In recent months, India’s diplomatic maneuvers have drawn attention for their timing and underlying calculations. What at first appears to be a demonstration of “strategic autonomy” instead reflects a familiar pattern of leveraging crises and instability for bargaining power in wider geopolitical contests.
India’s outreach to the Taliban, signaled by a May 2025 meeting between Foreign Secretary Vikram Misri and Taliban Foreign Minister Amir Khan Muttaqi in Dubai, suggests a recalibration of policy. Reports now indicate that New Delhi may even consider hosting Taliban officials if UN restrictions are eased. The outreach coincides with Washington’s imposition of 50 percent tariffs on Indian exports, a move that unsettled the narrative of the U.S.–India “natural partnership.” The sequencing raises questions: is Afghanistan becoming a card to play in negotiations with Washington and Beijing? The dynamics are not new. Pakistan has long cautioned that India’s engagement in Afghanistan carries less developmental intent than political utility. While both China and Pakistan have cooled relations with Kabul over unfulfilled commitments and cross-border concerns, India appears to sense opportunity in the void. For the Taliban, this engagement offers a symbolic route to legitimacy. Yet memories linger: New Delhi’s $3 billion investment in Afghan infrastructure did not prevent its abrupt withdrawal in 2021.
India’s regional engagements display recurring inconsistencies. Tehran’s frustration over the abandonment of the Chabahar rail project under U.S. pressure in 2020 remains a striking example. Similar experiences are echoed in Sri Lanka, Nepal, and Bangladesh, where Indian commitments often gave way once domestic or international costs rose. This history of shifting positions casts doubt on the durability of India’s renewed interest in Kabul.
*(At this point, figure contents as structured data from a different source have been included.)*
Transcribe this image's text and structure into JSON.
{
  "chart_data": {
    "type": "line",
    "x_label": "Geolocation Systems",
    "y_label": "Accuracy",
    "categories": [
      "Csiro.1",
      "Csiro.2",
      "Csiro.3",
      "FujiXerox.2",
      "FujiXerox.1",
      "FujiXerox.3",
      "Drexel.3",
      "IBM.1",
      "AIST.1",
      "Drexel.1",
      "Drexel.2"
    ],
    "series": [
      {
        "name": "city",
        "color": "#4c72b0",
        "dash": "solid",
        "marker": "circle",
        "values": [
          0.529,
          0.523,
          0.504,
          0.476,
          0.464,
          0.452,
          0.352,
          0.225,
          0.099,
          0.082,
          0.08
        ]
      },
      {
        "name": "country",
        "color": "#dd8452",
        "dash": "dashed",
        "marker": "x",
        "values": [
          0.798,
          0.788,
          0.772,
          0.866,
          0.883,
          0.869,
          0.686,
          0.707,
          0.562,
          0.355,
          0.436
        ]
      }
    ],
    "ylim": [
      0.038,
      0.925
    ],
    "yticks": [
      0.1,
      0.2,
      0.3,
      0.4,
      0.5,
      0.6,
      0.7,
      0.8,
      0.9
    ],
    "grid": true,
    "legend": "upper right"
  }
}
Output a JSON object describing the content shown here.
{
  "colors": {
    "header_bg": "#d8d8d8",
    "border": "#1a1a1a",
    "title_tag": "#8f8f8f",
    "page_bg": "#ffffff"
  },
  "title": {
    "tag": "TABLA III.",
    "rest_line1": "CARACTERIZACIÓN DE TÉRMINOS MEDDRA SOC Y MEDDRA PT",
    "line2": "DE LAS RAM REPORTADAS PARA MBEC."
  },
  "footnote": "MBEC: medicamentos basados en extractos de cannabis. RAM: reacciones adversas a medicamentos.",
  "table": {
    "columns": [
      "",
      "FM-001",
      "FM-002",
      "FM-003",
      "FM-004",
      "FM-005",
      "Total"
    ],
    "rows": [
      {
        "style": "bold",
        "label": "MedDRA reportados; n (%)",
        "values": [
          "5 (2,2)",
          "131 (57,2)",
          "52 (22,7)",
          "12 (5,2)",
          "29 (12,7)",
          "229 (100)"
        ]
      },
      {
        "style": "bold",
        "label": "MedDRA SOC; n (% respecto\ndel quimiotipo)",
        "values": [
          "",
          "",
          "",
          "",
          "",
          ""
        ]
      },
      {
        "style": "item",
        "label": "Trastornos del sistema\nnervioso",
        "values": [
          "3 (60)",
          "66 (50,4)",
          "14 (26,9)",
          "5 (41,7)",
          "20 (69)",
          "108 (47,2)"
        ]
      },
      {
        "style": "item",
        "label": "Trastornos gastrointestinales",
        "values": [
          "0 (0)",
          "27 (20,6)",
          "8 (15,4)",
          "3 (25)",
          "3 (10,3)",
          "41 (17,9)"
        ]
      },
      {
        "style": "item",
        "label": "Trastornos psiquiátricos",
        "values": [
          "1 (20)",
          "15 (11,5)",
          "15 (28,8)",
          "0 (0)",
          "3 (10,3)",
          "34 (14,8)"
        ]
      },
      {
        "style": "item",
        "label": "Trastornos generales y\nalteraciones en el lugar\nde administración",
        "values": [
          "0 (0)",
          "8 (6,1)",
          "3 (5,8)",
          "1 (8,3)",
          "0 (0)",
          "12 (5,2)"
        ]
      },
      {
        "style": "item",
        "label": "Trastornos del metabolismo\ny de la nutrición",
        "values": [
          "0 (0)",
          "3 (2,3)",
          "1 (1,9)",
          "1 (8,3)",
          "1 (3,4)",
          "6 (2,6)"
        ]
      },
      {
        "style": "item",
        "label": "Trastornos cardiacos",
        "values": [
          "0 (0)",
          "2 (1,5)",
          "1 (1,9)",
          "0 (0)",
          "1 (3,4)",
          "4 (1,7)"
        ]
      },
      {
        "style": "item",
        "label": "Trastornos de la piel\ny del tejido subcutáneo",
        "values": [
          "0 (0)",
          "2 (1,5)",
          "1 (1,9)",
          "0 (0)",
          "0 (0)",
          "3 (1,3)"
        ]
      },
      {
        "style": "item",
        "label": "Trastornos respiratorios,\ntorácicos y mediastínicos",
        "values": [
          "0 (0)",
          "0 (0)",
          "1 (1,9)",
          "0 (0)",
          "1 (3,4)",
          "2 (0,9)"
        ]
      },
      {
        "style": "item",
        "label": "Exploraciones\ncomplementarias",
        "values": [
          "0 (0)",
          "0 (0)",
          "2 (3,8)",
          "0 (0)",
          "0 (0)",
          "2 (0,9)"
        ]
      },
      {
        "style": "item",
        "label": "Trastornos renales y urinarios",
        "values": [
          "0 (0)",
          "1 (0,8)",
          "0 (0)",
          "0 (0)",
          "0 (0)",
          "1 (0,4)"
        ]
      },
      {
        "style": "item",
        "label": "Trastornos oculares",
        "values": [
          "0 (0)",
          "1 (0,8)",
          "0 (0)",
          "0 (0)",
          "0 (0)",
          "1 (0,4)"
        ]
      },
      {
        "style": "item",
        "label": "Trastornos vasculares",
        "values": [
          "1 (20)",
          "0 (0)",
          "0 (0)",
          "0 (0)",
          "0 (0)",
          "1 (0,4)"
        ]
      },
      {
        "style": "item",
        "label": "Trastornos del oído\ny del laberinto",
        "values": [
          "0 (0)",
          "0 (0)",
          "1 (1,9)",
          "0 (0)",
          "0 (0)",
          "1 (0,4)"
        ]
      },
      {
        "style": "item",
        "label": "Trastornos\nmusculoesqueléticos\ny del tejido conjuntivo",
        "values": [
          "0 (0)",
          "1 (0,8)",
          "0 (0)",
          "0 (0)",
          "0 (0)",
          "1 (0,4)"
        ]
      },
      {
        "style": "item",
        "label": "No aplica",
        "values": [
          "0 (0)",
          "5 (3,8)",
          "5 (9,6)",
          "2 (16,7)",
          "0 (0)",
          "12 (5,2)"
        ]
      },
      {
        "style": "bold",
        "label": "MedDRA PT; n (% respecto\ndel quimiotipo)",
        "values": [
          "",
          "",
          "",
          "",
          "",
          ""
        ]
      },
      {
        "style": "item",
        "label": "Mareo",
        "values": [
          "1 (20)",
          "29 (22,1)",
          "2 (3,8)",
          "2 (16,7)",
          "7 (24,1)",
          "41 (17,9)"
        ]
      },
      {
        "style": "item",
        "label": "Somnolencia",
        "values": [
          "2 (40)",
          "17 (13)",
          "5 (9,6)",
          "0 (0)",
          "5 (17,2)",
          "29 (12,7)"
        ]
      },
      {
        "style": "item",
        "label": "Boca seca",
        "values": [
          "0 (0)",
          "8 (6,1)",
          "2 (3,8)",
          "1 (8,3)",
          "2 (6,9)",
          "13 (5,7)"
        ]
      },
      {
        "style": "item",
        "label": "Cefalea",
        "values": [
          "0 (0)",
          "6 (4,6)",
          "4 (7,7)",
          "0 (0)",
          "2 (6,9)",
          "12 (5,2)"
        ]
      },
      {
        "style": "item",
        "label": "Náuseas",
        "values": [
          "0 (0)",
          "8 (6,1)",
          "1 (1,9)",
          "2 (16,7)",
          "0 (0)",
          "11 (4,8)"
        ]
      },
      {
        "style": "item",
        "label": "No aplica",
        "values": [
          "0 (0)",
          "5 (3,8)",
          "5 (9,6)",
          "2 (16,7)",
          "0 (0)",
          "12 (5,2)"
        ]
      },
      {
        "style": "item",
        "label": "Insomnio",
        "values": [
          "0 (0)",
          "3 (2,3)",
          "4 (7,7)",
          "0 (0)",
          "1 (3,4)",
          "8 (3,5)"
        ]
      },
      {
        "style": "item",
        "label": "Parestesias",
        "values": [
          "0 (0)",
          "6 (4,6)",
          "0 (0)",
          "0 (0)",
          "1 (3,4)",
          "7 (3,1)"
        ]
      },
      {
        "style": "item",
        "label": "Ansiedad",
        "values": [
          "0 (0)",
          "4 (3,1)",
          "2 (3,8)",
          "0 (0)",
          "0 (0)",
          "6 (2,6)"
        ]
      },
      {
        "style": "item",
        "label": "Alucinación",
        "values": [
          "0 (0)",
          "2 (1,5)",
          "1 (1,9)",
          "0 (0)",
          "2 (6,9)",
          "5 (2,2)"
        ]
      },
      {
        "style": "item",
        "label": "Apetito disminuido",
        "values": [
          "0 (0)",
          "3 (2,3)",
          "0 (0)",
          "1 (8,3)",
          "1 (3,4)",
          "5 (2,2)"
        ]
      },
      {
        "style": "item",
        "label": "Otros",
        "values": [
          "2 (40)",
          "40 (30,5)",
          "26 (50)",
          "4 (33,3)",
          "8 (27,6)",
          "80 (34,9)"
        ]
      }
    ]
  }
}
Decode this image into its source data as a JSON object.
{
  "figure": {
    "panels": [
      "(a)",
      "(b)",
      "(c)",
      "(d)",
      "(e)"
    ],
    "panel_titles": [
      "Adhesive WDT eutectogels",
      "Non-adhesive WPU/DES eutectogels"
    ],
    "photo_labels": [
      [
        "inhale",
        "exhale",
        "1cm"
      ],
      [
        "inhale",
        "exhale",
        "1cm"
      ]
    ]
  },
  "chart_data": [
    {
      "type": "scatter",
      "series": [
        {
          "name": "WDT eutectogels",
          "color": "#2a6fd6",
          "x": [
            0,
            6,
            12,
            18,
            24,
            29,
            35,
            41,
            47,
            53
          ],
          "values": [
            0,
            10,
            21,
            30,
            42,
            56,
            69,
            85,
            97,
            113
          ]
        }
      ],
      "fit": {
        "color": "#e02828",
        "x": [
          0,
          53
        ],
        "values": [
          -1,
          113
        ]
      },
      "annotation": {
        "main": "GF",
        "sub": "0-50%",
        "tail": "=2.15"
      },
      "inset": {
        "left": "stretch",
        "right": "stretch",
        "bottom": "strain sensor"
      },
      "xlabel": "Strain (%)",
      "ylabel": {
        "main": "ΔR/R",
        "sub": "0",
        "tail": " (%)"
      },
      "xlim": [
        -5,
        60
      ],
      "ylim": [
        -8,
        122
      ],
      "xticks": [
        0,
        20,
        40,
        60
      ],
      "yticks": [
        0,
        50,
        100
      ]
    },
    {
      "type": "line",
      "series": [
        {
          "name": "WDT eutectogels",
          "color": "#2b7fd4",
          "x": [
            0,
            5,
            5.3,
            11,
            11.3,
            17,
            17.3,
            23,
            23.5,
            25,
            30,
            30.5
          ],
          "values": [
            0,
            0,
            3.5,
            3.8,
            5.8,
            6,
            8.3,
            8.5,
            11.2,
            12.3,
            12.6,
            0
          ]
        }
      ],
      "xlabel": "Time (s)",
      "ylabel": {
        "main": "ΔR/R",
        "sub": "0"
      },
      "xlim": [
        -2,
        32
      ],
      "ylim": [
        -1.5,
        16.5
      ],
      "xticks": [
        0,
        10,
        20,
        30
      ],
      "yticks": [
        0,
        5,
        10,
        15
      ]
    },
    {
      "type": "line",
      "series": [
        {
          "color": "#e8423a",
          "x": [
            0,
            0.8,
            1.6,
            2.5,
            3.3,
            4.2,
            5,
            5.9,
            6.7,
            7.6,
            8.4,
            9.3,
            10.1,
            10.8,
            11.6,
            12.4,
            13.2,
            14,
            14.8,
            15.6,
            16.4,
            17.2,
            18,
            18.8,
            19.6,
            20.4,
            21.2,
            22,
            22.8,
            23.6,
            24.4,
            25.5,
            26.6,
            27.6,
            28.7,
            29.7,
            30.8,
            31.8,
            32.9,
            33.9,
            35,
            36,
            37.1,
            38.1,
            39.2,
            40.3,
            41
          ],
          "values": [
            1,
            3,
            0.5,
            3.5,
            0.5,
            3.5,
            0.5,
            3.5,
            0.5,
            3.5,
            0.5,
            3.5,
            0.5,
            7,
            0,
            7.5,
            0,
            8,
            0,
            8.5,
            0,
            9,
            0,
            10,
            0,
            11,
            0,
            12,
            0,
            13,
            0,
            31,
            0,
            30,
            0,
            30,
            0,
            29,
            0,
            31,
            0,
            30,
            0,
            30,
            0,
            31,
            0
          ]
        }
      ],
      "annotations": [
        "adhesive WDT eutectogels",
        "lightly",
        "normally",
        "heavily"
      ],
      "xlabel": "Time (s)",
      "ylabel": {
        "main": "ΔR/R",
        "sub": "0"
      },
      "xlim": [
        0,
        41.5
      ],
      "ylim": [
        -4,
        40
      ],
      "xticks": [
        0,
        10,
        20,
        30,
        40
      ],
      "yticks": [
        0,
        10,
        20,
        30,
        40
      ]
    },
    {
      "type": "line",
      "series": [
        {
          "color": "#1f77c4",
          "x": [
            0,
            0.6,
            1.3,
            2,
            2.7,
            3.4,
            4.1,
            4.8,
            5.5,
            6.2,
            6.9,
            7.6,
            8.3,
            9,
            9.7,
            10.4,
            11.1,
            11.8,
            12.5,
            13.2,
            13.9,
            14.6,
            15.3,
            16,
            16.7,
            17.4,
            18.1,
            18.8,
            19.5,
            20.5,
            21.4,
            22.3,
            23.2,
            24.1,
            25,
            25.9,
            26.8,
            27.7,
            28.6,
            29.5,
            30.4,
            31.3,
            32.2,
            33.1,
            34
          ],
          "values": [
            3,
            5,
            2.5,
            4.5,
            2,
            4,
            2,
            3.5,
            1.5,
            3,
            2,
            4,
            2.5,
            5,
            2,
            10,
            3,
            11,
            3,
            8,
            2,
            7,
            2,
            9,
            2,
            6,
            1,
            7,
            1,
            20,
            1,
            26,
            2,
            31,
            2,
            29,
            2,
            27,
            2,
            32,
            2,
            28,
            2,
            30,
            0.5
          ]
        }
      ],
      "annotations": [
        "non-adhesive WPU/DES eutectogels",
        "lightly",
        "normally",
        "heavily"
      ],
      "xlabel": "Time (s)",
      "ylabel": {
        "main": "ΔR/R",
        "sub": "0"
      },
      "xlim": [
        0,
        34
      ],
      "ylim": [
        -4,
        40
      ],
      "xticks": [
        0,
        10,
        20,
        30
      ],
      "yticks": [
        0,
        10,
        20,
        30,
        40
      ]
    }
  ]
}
Equally significant is India’s cautious re-engagement with Beijing. After years of military standoff, quiet discussions on trade and connectivity have resumed. The tariff shock from Washington provides context: as U.S. markets harden, Chinese cooperation becomes more economically indispensable. The juxtaposition is notable, India exploring ties with Kabul, whose instability directly concerns Beijing, while simultaneously testing avenues for cooperation with China itself. The result is a delicate balancing act. To some, it appears as strategic dexterity; to others, it looks like manipulation. Either way, it is fraught with risk. Engagement with the Taliban complicates counterterrorism concerns shared by both Pakistan and China, even as New Delhi simultaneously signals readiness to improve ties with Beijing.
If India proceeds with formal Taliban engagement, the symbolism will extend beyond the region. For Western partners, it poses a contradiction: can India remain framed as a “responsible democracy” while opening doors to a sanctioned regime for tactical advantage? For Kabul, the danger lies in being instrumentalized once more, valued only as long as it strengthens India’s bargaining position elsewhere.
India’s current approach illustrates less the independence of “strategic autonomy” than the use of geopolitical blackmail, positioning itself as indispensable by exploiting crises in Afghanistan, shifting postures toward Beijing, and leveraging each for advantage in Washington. The pattern promises short-term gains but risks long-term erosion of trust. For neighbors and partners alike, the message is clear: Indian diplomacy remains transactional, shaped by external pressure and fleeting opportunity rather than sustained commitment.